Immediately, ‘Freedom of Speech’ transports you to hip hop of the past, with a clear retro sound with ‘Studio Backpack Rap’. It’s catchy and bounces along like a British Salt-n-Pepa. It’s clear from the themes and delivery that Speech Debelle believes in her message. ‘Blaze Up A Fire’ showcases her pure confidence and ability to show her determination to deliver that message.
‘Elephant In The Living Room’ steps away from the 90s sounding tracks with beautiful instrumentation and a soulful lament. When the tracks on ‘Freedom of Speech’ swaps 90s for swelling string instrumentation, it’s much better and you take the idea that Speech Debelle’s trying to portray far more seriously.

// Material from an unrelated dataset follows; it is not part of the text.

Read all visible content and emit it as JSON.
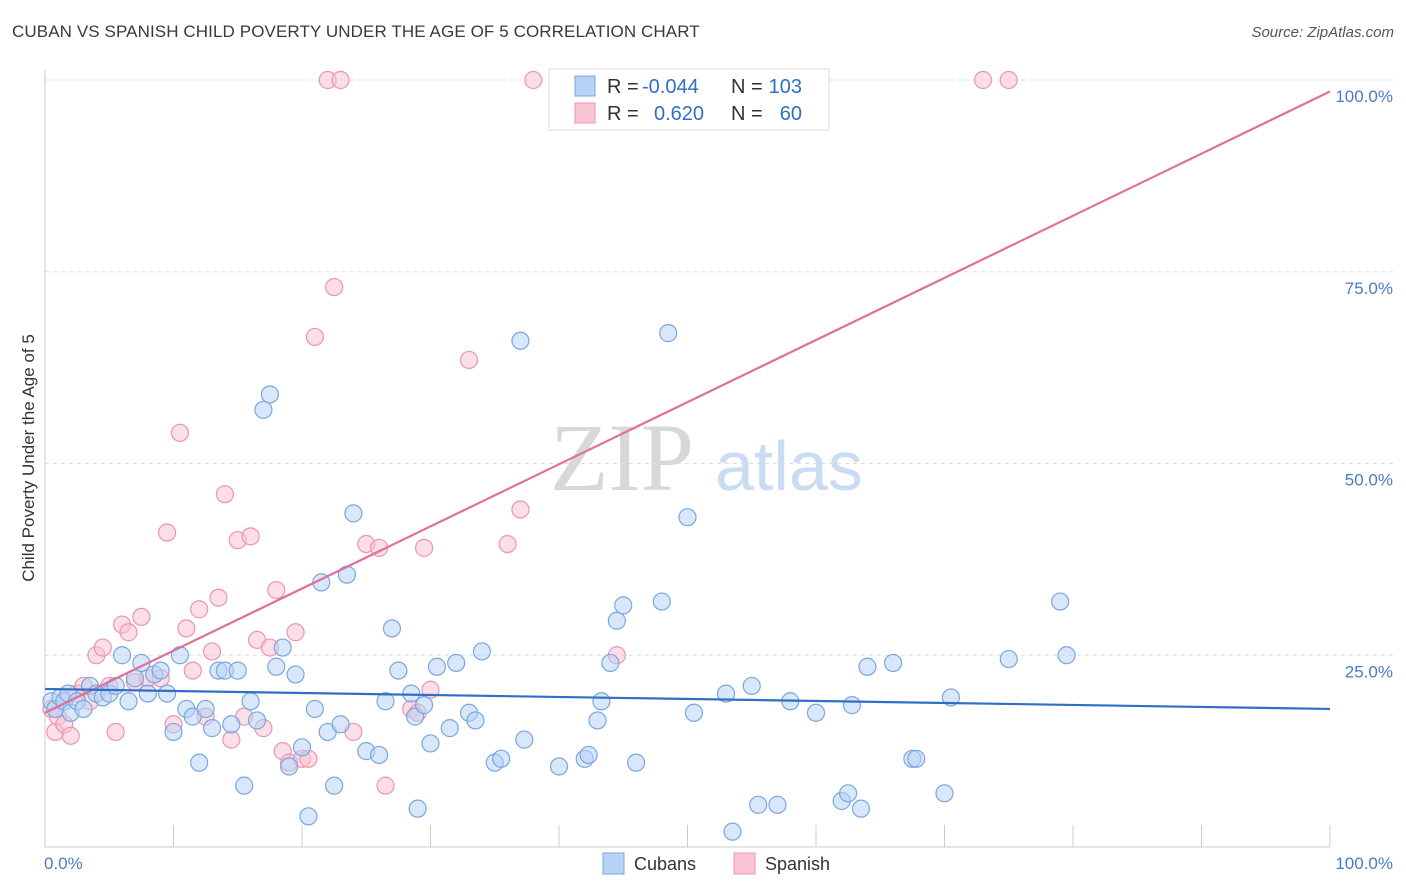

The production updates her sound, reminiscent of the variety that DELS packs into his songs. Kwes, a London producer who has worked with DELS, has helped her create and channel this new sound. It’s refreshing how much emotion Speech Debelle can put into her songs; switching from mournful to outraged. With guests like the brilliant Roots Manuva and perfect production, it’s a well rounded album.
‘Freedom of Speech’ is clearly political, standing up to hardships of the modern world, tackling issues in a very mature way with intelligent and insightful lyrics. Every track on the album makes you think, and it’s rare to find an album that tackles so many issues head on successfully the way the late, great Gil Scott-Heron did. It’s not an album to listen to if you want an easy ride; its themes and Speech Debelle’s delivery is not easy listening by any means, but it’s not meant to be.
It’s an album that asks you to look at the riots, protests and destruction that many of us condemned with an open mind and ask why it happens and what we can do to stop it. It tackles many issues, many that you perhaps hadn’t considered in detail. It could be considered as slightly preachy, and at times it may well be, but it’s important to ask these questions and tackle these issues and this album does what it set out to do - make people think.